Ukrainian President Volodymyr Zelenskyy said Saturday that the development exposes the “total bankruptcy” of the world security body, calling Russia’s move into the presidency “absurd and destructive news.”

“It’s hard to imagine anything that proves more the total bankruptcy of such institutions,” Mr. Zelenskyy said in a video address amid Russian military strikes targeting civilians in Ukraine.

The Ukrainian president lamented that Russian shelling had killed a 5-month-old boy Friday, according to wire reports. That carnage was followed Sunday with a barrage of Russian strikes on the city of Kostyantynivka, near intense fighting in the frontline area of Bakhmut in Ukraine’s east.

A top Ukrainian official said on social media that at least six civilians were killed when Russian missiles and rockets damaged 16 apartment blocks in the industrial city, according to the BBC, although the death toll was not immediately verified.

The fresh wave of Russian strikes targeting civilians followed other expressions of frustration from Ukrainian officials toward the U.N. Security Council (UNSC) development.

“[The] Russian UNSC presidency is a slap in the face to the international community,” Ukrainian Foreign Minister Dmytro Kuleba tweeted Saturday. “I urge the current UNSC members to thwart any Russian attempts to abuse its presidency.
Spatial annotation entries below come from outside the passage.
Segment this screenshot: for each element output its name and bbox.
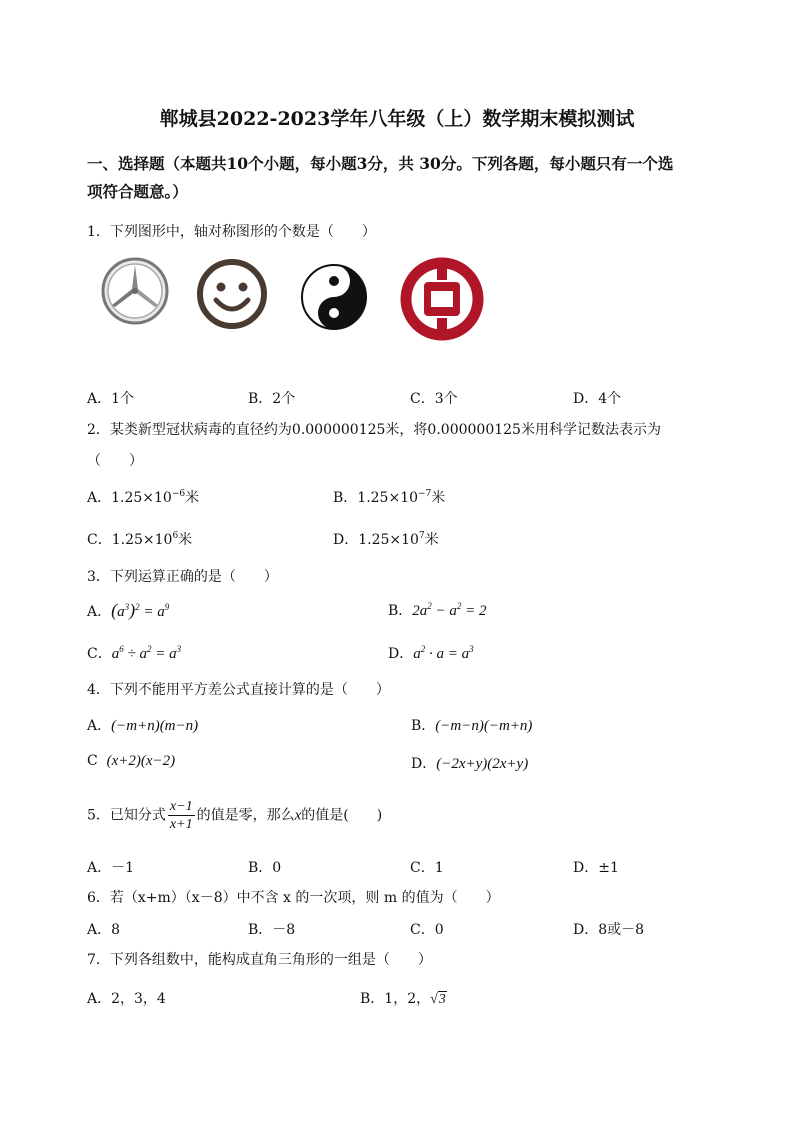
q5-option-d[interactable]: D．±1 bbox=[573, 860, 619, 876]
option-label: A． bbox=[87, 604, 112, 620]
math-expression: $(a^3)^2 = a^9$ bbox=[111, 600, 170, 620]
option-label: A． bbox=[87, 490, 112, 506]
q1-option-d[interactable]: D．4个 bbox=[573, 391, 622, 407]
mercedes-logo-icon bbox=[100, 256, 170, 326]
smiley-face-icon bbox=[196, 258, 268, 330]
q2-option-a[interactable] bbox=[87, 487, 199, 507]
question-1-stem: 1．下列图形中，轴对称图形的个数是（ ） bbox=[87, 224, 376, 240]
q1-option-b[interactable]: B．2个 bbox=[248, 391, 296, 407]
option-unit: 米 bbox=[431, 490, 446, 506]
question-5-stem bbox=[87, 798, 382, 833]
q2-option-d[interactable] bbox=[333, 529, 439, 549]
option-unit: 米 bbox=[424, 532, 439, 548]
math-expression: (−m+n)(m−n) bbox=[111, 718, 199, 734]
math-expression: $a^2 \cdot a = a^3$ bbox=[413, 644, 474, 662]
option-label: A． bbox=[87, 718, 112, 734]
math-expression: (x+2)(x−2) bbox=[106, 753, 176, 769]
option-label: C． bbox=[87, 532, 112, 548]
option-label: C bbox=[87, 753, 98, 769]
page-title: 郸城县2022-2023学年八年级（上）数学期末模拟测试 bbox=[159, 108, 635, 130]
q6-option-b[interactable]: B．－8 bbox=[248, 922, 296, 938]
question-2-stem: 2．某类新型冠状病毒的直径约为0.000000125米，将0.000000125米用科学记数法表示为 bbox=[87, 422, 661, 438]
question-4-stem: 4．下列不能用平方差公式直接计算的是（ ） bbox=[87, 682, 390, 698]
option-exponent: −7 bbox=[418, 489, 432, 499]
fraction-numerator: x−1 bbox=[169, 799, 193, 814]
option-base: 1.25×10 bbox=[111, 490, 172, 506]
option-exponent: 6 bbox=[172, 531, 179, 541]
radicand: 3 bbox=[438, 992, 446, 1007]
math-expression: (−m−n)(−m+n) bbox=[435, 718, 533, 734]
q5-option-c[interactable]: C．1 bbox=[410, 860, 444, 876]
section-header-line1: 一、选择题（本题共10个小题，每小题3分，共 30分。下列各题，每小题只有一个选 bbox=[87, 154, 674, 173]
q2-option-c[interactable] bbox=[87, 529, 192, 549]
variable: x bbox=[294, 807, 302, 824]
option-unit: 米 bbox=[178, 532, 193, 548]
math-expression: $2a^2 - a^2 = 2$ bbox=[412, 601, 487, 619]
q5-option-b[interactable]: B．0 bbox=[248, 860, 282, 876]
q6-option-d[interactable]: D．8或－8 bbox=[573, 922, 645, 938]
option-base: 1.25×10 bbox=[358, 532, 419, 548]
yin-yang-icon bbox=[300, 263, 368, 331]
q3-option-c[interactable] bbox=[87, 643, 181, 663]
question-7-stem: 7．下列各组数中，能构成直角三角形的一组是（ ） bbox=[87, 952, 432, 968]
option-label: B． bbox=[411, 718, 436, 734]
q4-option-c[interactable] bbox=[87, 753, 175, 770]
option-exponent: −6 bbox=[171, 489, 186, 499]
q3-option-b[interactable] bbox=[388, 600, 487, 620]
q6-option-c[interactable]: C．0 bbox=[410, 922, 444, 938]
stem-text: 的值是零，那么 bbox=[196, 807, 295, 824]
option-exponent: 7 bbox=[418, 531, 425, 541]
option-label: B． bbox=[333, 490, 358, 506]
q3-option-a[interactable] bbox=[87, 600, 169, 621]
q1-option-a[interactable]: A．1个 bbox=[87, 391, 135, 407]
stem-text: 的值是( ) bbox=[301, 807, 383, 824]
q1-option-c[interactable]: C．3个 bbox=[410, 391, 458, 407]
option-base: 1.25×10 bbox=[111, 532, 173, 548]
section-header-line2: 项符合题意。） bbox=[87, 182, 188, 201]
q7-option-b[interactable] bbox=[360, 988, 447, 1008]
q4-option-a[interactable] bbox=[87, 715, 198, 735]
option-label: D． bbox=[333, 532, 359, 548]
option-label: C． bbox=[87, 646, 112, 662]
math-expression: $a^6 \div a^2 = a^3$ bbox=[111, 644, 182, 662]
q5-option-a[interactable]: A．－1 bbox=[87, 860, 135, 876]
bank-of-china-logo-icon bbox=[399, 256, 485, 342]
q6-option-a[interactable]: A．8 bbox=[87, 922, 121, 938]
square-root: √3 bbox=[430, 992, 446, 1007]
option-unit: 米 bbox=[185, 490, 200, 506]
q3-option-d[interactable] bbox=[388, 643, 474, 663]
fraction bbox=[168, 798, 195, 833]
q2-option-b[interactable] bbox=[333, 487, 445, 507]
q4-option-b[interactable] bbox=[411, 715, 532, 735]
q7-option-a[interactable]: A．2，3，4 bbox=[87, 991, 166, 1007]
option-label: D． bbox=[388, 646, 414, 662]
question-3-stem: 3．下列运算正确的是（ ） bbox=[87, 569, 278, 585]
math-expression: (−2x+y)(2x+y) bbox=[436, 756, 529, 772]
question-6-stem: 6．若（x+m）（x－8）中不含 x 的一次项，则 m 的值为（ ） bbox=[87, 890, 500, 906]
question-2-stem-cont: （ ） bbox=[87, 453, 143, 469]
option-base: 1.25×10 bbox=[357, 490, 419, 506]
stem-text: 5．已知分式 bbox=[87, 807, 166, 824]
q4-option-d[interactable] bbox=[411, 753, 528, 773]
fraction-denominator: x+1 bbox=[169, 817, 193, 832]
option-label: B． bbox=[388, 603, 413, 619]
option-label: D． bbox=[411, 756, 437, 772]
option-text: B．1，2， bbox=[360, 991, 431, 1007]
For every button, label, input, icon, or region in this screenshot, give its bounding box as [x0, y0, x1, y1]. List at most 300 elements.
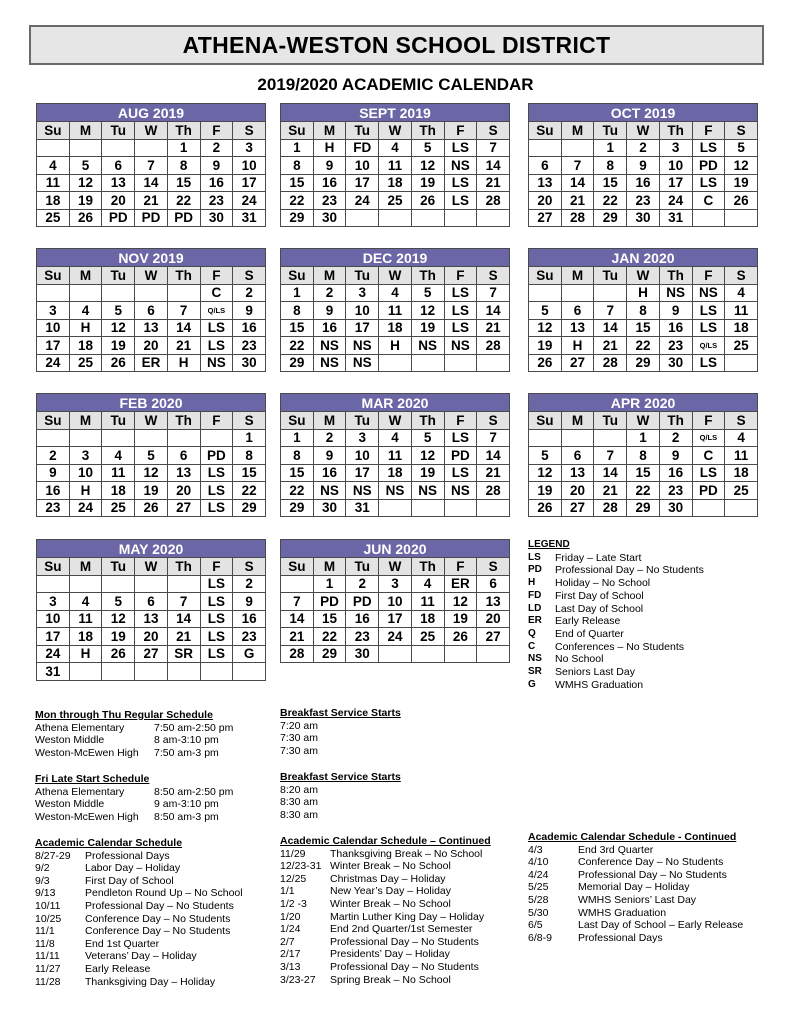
- weekday-label: Th: [411, 122, 444, 140]
- day-cell: 19: [529, 337, 562, 355]
- day-cell: 12: [411, 302, 444, 320]
- day-cell: 1: [281, 429, 314, 447]
- event-date: 9/2: [35, 862, 50, 875]
- day-cell: 10: [346, 302, 379, 320]
- event-name: Winter Break – No School: [330, 860, 451, 873]
- weekday-header-row: [281, 558, 510, 576]
- day-cell: 2: [233, 284, 266, 302]
- day-cell: NS: [313, 337, 346, 355]
- day-cell: 18: [379, 174, 412, 192]
- day-cell: 28: [477, 192, 510, 210]
- weekday-label: S: [477, 558, 510, 576]
- event-date: 11/1: [35, 925, 55, 938]
- day-cell: 19: [135, 482, 168, 500]
- day-cell: [692, 209, 725, 227]
- day-cell: 29: [594, 209, 627, 227]
- event-name: First Day of School: [85, 874, 174, 887]
- day-cell: 14: [281, 610, 314, 628]
- month-calendar: [280, 103, 510, 227]
- day-cell: H: [69, 645, 102, 663]
- event-name: WMHS Seniors’ Last Day: [578, 893, 697, 906]
- academic-event: [280, 948, 491, 961]
- weekday-label: Su: [529, 412, 562, 430]
- day-cell: [37, 284, 70, 302]
- weekday-label: S: [233, 412, 266, 430]
- weekday-label: Tu: [594, 267, 627, 285]
- day-cell: 21: [477, 174, 510, 192]
- day-cell: 5: [411, 429, 444, 447]
- day-cell: ER: [444, 575, 477, 593]
- day-cell: 5: [411, 284, 444, 302]
- breakfast-time: 7:20 am: [280, 719, 318, 732]
- day-cell: 20: [167, 482, 200, 500]
- day-cell: [167, 575, 200, 593]
- weekday-label: Th: [659, 122, 692, 140]
- legend-item: [528, 679, 704, 692]
- day-cell: 14: [135, 174, 168, 192]
- week-row: [37, 209, 266, 227]
- day-cell: 11: [69, 610, 102, 628]
- day-cell: 12: [102, 319, 135, 337]
- academic-event: [280, 898, 491, 911]
- day-cell: 23: [627, 192, 660, 210]
- day-cell: 15: [167, 174, 200, 192]
- legend-desc: Conferences – No Students: [555, 640, 684, 653]
- day-cell: [37, 139, 70, 157]
- day-cell: 26: [69, 209, 102, 227]
- day-cell: 29: [281, 209, 314, 227]
- day-cell: NS: [346, 354, 379, 372]
- day-cell: [529, 284, 562, 302]
- day-cell: 16: [627, 174, 660, 192]
- day-cell: 18: [411, 610, 444, 628]
- academic-event: [528, 894, 743, 907]
- day-cell: Q/LS: [692, 337, 725, 355]
- day-cell: 22: [167, 192, 200, 210]
- legend-desc: Holiday – No School: [555, 577, 651, 590]
- week-row: [37, 628, 266, 646]
- event-name: Professional Days: [85, 849, 170, 862]
- day-cell: 2: [313, 284, 346, 302]
- day-cell: 19: [69, 192, 102, 210]
- day-cell: 9: [200, 157, 233, 175]
- day-cell: 12: [725, 157, 758, 175]
- day-cell: 20: [135, 628, 168, 646]
- day-cell: [135, 284, 168, 302]
- day-cell: 25: [69, 354, 102, 372]
- day-cell: LS: [692, 302, 725, 320]
- day-cell: 3: [37, 302, 70, 320]
- day-cell: 25: [379, 192, 412, 210]
- day-cell: [346, 209, 379, 227]
- event-date: 9/13: [35, 887, 56, 900]
- week-row: [281, 354, 510, 372]
- day-cell: 18: [69, 628, 102, 646]
- weekday-label: S: [477, 122, 510, 140]
- day-cell: 10: [233, 157, 266, 175]
- legend-code: H: [528, 577, 536, 589]
- event-name: End 3rd Quarter: [578, 843, 654, 856]
- day-cell: 21: [561, 192, 594, 210]
- event-date: 11/11: [35, 950, 60, 963]
- day-cell: 9: [37, 464, 70, 482]
- week-row: [529, 337, 758, 355]
- day-cell: 18: [725, 319, 758, 337]
- day-cell: 5: [529, 447, 562, 465]
- legend-item: [528, 653, 704, 666]
- academic-event: [35, 925, 243, 938]
- day-cell: [167, 284, 200, 302]
- month-title-sept-2019: SEPT 2019: [281, 104, 510, 122]
- day-cell: 24: [379, 628, 412, 646]
- legend-code: G: [528, 678, 536, 690]
- day-cell: 4: [69, 593, 102, 611]
- weekday-label: F: [200, 412, 233, 430]
- day-cell: 18: [725, 464, 758, 482]
- day-cell: 1: [627, 429, 660, 447]
- breakfast-regular: [280, 707, 401, 757]
- day-cell: [561, 429, 594, 447]
- day-cell: [200, 429, 233, 447]
- weekday-label: S: [233, 267, 266, 285]
- week-row: [37, 139, 266, 157]
- day-cell: 2: [346, 575, 379, 593]
- day-cell: [561, 139, 594, 157]
- day-cell: 6: [561, 447, 594, 465]
- day-cell: H: [69, 482, 102, 500]
- day-cell: H: [313, 139, 346, 157]
- legend-desc: First Day of School: [555, 589, 644, 602]
- event-name: Labor Day – Holiday: [85, 862, 181, 875]
- day-cell: 30: [313, 209, 346, 227]
- day-cell: NS: [444, 482, 477, 500]
- event-name: End 2nd Quarter/1st Semester: [330, 923, 473, 936]
- day-cell: 4: [379, 139, 412, 157]
- day-cell: [529, 429, 562, 447]
- day-cell: [69, 429, 102, 447]
- weekday-label: M: [313, 267, 346, 285]
- day-cell: NS: [346, 337, 379, 355]
- day-cell: 14: [167, 610, 200, 628]
- day-cell: H: [167, 354, 200, 372]
- day-cell: 6: [167, 447, 200, 465]
- day-cell: 3: [346, 284, 379, 302]
- day-cell: NS: [444, 337, 477, 355]
- school-hours: 8:50 am-2:50 pm: [154, 785, 234, 798]
- week-row: [281, 645, 510, 663]
- event-name: Thanksgiving Day – Holiday: [85, 975, 216, 988]
- legend-code: ER: [528, 615, 542, 627]
- month-title-apr-2020: APR 2020: [529, 394, 758, 412]
- schedule-row: [35, 811, 233, 824]
- day-cell: 11: [379, 157, 412, 175]
- school-name: Athena Elementary: [35, 721, 125, 734]
- day-cell: 3: [233, 139, 266, 157]
- day-cell: 27: [561, 354, 594, 372]
- event-name: Christmas Day – Holiday: [330, 872, 446, 885]
- weekday-label: Tu: [102, 122, 135, 140]
- day-cell: 11: [102, 464, 135, 482]
- day-cell: 25: [102, 499, 135, 517]
- academic-event: [280, 923, 491, 936]
- day-cell: NS: [346, 482, 379, 500]
- legend-item: [528, 590, 704, 603]
- week-row: [37, 302, 266, 320]
- day-cell: 3: [346, 429, 379, 447]
- day-cell: 16: [200, 174, 233, 192]
- day-cell: NS: [444, 157, 477, 175]
- day-cell: [233, 663, 266, 681]
- day-cell: LS: [692, 174, 725, 192]
- day-cell: LS: [200, 645, 233, 663]
- weekday-label: Su: [281, 267, 314, 285]
- month-calendar: [528, 393, 758, 517]
- week-row: [281, 284, 510, 302]
- weekday-header-row: [37, 122, 266, 140]
- week-row: [529, 319, 758, 337]
- day-cell: 7: [477, 284, 510, 302]
- week-row: [529, 174, 758, 192]
- day-cell: 7: [477, 139, 510, 157]
- academic-event: [528, 907, 743, 920]
- day-cell: PD: [346, 593, 379, 611]
- week-row: [37, 499, 266, 517]
- day-cell: 6: [529, 157, 562, 175]
- month-title-jan-2020: JAN 2020: [529, 249, 758, 267]
- academic-schedule-title: Academic Calendar Schedule - Continued: [528, 831, 737, 843]
- day-cell: 14: [594, 464, 627, 482]
- academic-event: [280, 961, 491, 974]
- day-cell: 8: [627, 302, 660, 320]
- week-row: [529, 354, 758, 372]
- late-start-schedule-title: Fri Late Start Schedule: [35, 773, 150, 785]
- day-cell: 3: [69, 447, 102, 465]
- weekday-label: M: [69, 558, 102, 576]
- day-cell: 17: [37, 337, 70, 355]
- weekday-header-row: [529, 267, 758, 285]
- event-name: Memorial Day – Holiday: [578, 881, 690, 894]
- day-cell: 22: [281, 192, 314, 210]
- academic-schedule-title: Academic Calendar Schedule – Continued: [280, 835, 491, 847]
- day-cell: 12: [411, 447, 444, 465]
- weekday-label: M: [561, 267, 594, 285]
- day-cell: 9: [233, 302, 266, 320]
- school-hours: 9 am-3:10 pm: [154, 798, 219, 811]
- day-cell: 12: [69, 174, 102, 192]
- event-name: WMHS Graduation: [578, 906, 667, 919]
- day-cell: LS: [444, 302, 477, 320]
- event-name: Professional Day – No Students: [578, 868, 727, 881]
- legend-item: [528, 615, 704, 628]
- day-cell: 10: [69, 464, 102, 482]
- day-cell: 5: [725, 139, 758, 157]
- event-date: 11/28: [35, 975, 61, 988]
- school-hours: 8:50 am-3 pm: [154, 810, 219, 823]
- weekday-label: Th: [659, 267, 692, 285]
- legend-list: [528, 552, 704, 692]
- weekday-label: F: [200, 122, 233, 140]
- day-cell: 30: [200, 209, 233, 227]
- day-cell: H: [69, 319, 102, 337]
- day-cell: 7: [167, 593, 200, 611]
- day-cell: 7: [594, 447, 627, 465]
- day-cell: 28: [477, 337, 510, 355]
- regular-schedule: [35, 709, 233, 759]
- schedule-row: [35, 747, 233, 760]
- day-cell: [135, 139, 168, 157]
- day-cell: PD: [313, 593, 346, 611]
- day-cell: 12: [102, 610, 135, 628]
- day-cell: 22: [233, 482, 266, 500]
- day-cell: [411, 499, 444, 517]
- week-row: [529, 499, 758, 517]
- academic-schedule-2: [280, 835, 491, 986]
- weekday-label: M: [69, 412, 102, 430]
- day-cell: 9: [627, 157, 660, 175]
- week-row: [281, 192, 510, 210]
- day-cell: [444, 645, 477, 663]
- day-cell: 13: [135, 610, 168, 628]
- day-cell: [561, 284, 594, 302]
- day-cell: 17: [379, 610, 412, 628]
- day-cell: 4: [725, 429, 758, 447]
- day-cell: 1: [281, 284, 314, 302]
- day-cell: 23: [200, 192, 233, 210]
- month-title-dec-2019: DEC 2019: [281, 249, 510, 267]
- legend-desc: Professional Day – No Students: [555, 564, 704, 577]
- day-cell: 17: [346, 319, 379, 337]
- day-cell: 24: [69, 499, 102, 517]
- weekday-label: W: [379, 412, 412, 430]
- legend-desc: Early Release: [555, 615, 621, 628]
- week-row: [529, 464, 758, 482]
- day-cell: 27: [477, 628, 510, 646]
- schedule-row: [35, 798, 233, 811]
- day-cell: 2: [659, 429, 692, 447]
- breakfast-regular-title: Breakfast Service Starts: [280, 707, 401, 719]
- day-cell: [379, 499, 412, 517]
- day-cell: 24: [37, 354, 70, 372]
- day-cell: 22: [627, 482, 660, 500]
- month-title-aug-2019: AUG 2019: [37, 104, 266, 122]
- day-cell: 22: [594, 192, 627, 210]
- weekday-label: M: [313, 558, 346, 576]
- weekday-label: Su: [37, 122, 70, 140]
- day-cell: LS: [692, 354, 725, 372]
- event-name: Professional Days: [578, 931, 663, 944]
- day-cell: 24: [659, 192, 692, 210]
- day-cell: 13: [102, 174, 135, 192]
- day-cell: 18: [69, 337, 102, 355]
- day-cell: [477, 499, 510, 517]
- day-cell: 15: [313, 610, 346, 628]
- event-date: 8/27-29: [35, 849, 71, 862]
- week-row: [529, 284, 758, 302]
- day-cell: [411, 209, 444, 227]
- month-calendar: [280, 393, 510, 517]
- weekday-label: Su: [37, 267, 70, 285]
- day-cell: LS: [200, 628, 233, 646]
- week-row: [281, 447, 510, 465]
- weekday-label: F: [692, 122, 725, 140]
- academic-event: [528, 919, 743, 932]
- day-cell: NS: [411, 482, 444, 500]
- weekday-label: F: [692, 267, 725, 285]
- week-row: [37, 174, 266, 192]
- event-name: Last Day of School – Early Release: [578, 919, 744, 932]
- day-cell: [477, 645, 510, 663]
- academic-event: [280, 974, 491, 987]
- weekday-label: Th: [411, 412, 444, 430]
- day-cell: PD: [102, 209, 135, 227]
- day-cell: 18: [379, 464, 412, 482]
- week-row: [37, 464, 266, 482]
- day-cell: [594, 429, 627, 447]
- week-row: [37, 447, 266, 465]
- legend-item: [528, 577, 704, 590]
- week-row: [281, 319, 510, 337]
- legend-title: LEGEND: [528, 539, 570, 550]
- weekday-label: Tu: [346, 412, 379, 430]
- day-cell: [135, 429, 168, 447]
- day-cell: 21: [167, 337, 200, 355]
- day-cell: 15: [281, 464, 314, 482]
- weekday-label: W: [627, 412, 660, 430]
- legend-item: [528, 641, 704, 654]
- weekday-label: Tu: [594, 412, 627, 430]
- event-name: Conference Day – No Students: [85, 912, 231, 925]
- day-cell: 4: [37, 157, 70, 175]
- weekday-label: W: [135, 122, 168, 140]
- day-cell: 9: [313, 302, 346, 320]
- month-calendar: [36, 393, 266, 517]
- day-cell: 3: [37, 593, 70, 611]
- day-cell: 28: [561, 209, 594, 227]
- day-cell: 25: [411, 628, 444, 646]
- breakfast-late: [280, 771, 401, 821]
- day-cell: 17: [37, 628, 70, 646]
- month-title-mar-2020: MAR 2020: [281, 394, 510, 412]
- day-cell: 8: [281, 302, 314, 320]
- day-cell: LS: [444, 319, 477, 337]
- day-cell: [725, 354, 758, 372]
- weekday-label: Su: [281, 122, 314, 140]
- day-cell: 20: [529, 192, 562, 210]
- school-name: Weston Middle: [35, 734, 105, 747]
- weekday-label: Th: [167, 558, 200, 576]
- week-row: [37, 429, 266, 447]
- event-name: Martin Luther King Day – Holiday: [330, 910, 485, 923]
- day-cell: 7: [594, 302, 627, 320]
- breakfast-late-title: Breakfast Service Starts: [280, 771, 401, 783]
- legend-code: NS: [528, 653, 542, 665]
- day-cell: [102, 663, 135, 681]
- breakfast-time: 7:30 am: [280, 732, 318, 745]
- day-cell: PD: [692, 157, 725, 175]
- day-cell: 2: [233, 575, 266, 593]
- day-cell: C: [692, 192, 725, 210]
- legend-code: Q: [528, 627, 536, 639]
- day-cell: 14: [594, 319, 627, 337]
- day-cell: 20: [477, 610, 510, 628]
- legend-code: LS: [528, 551, 541, 563]
- school-name: Weston Middle: [35, 798, 105, 811]
- day-cell: 27: [529, 209, 562, 227]
- day-cell: SR: [167, 645, 200, 663]
- day-cell: 23: [659, 482, 692, 500]
- day-cell: 11: [725, 447, 758, 465]
- day-cell: NS: [692, 284, 725, 302]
I also remind that Russia is an outlaw on the UNSC.”

The Kremlin said Friday that it plans to “exercise all its rights” during Russia’s one-month rotation in the role, according to a report published by France 24.

The Biden administration has taken a resigned posture toward the development.

President Biden sharply criticized Russia in remarks to the United Nations in September, saying Russia “shamelessly violated the core tenets of the United Nations Charter” by invading Ukraine in February 2022.

But administration officials last week said Russia’s status as a permanent UNSC member means Moscow will be allowed to assume control of the rotating security council presidency in New York for the month of April, and there is no viable means to block the development.

“We urge Russia to conduct itself professionally,” White House press secretary Karine Jean-Pierre told a news briefing, according to Reuters. “We expect Russia to continue to use its seat on the council to spread disinformation” and justify its actions in Ukraine.

“Unfortunately, Russia is a permanent member of the Security Council and no feasible international legal pathway exists to change that reality,” Ms. Jean-Pierre said. “The reality is this is a larger position, which rotates to council members month by month in alphabetical order.”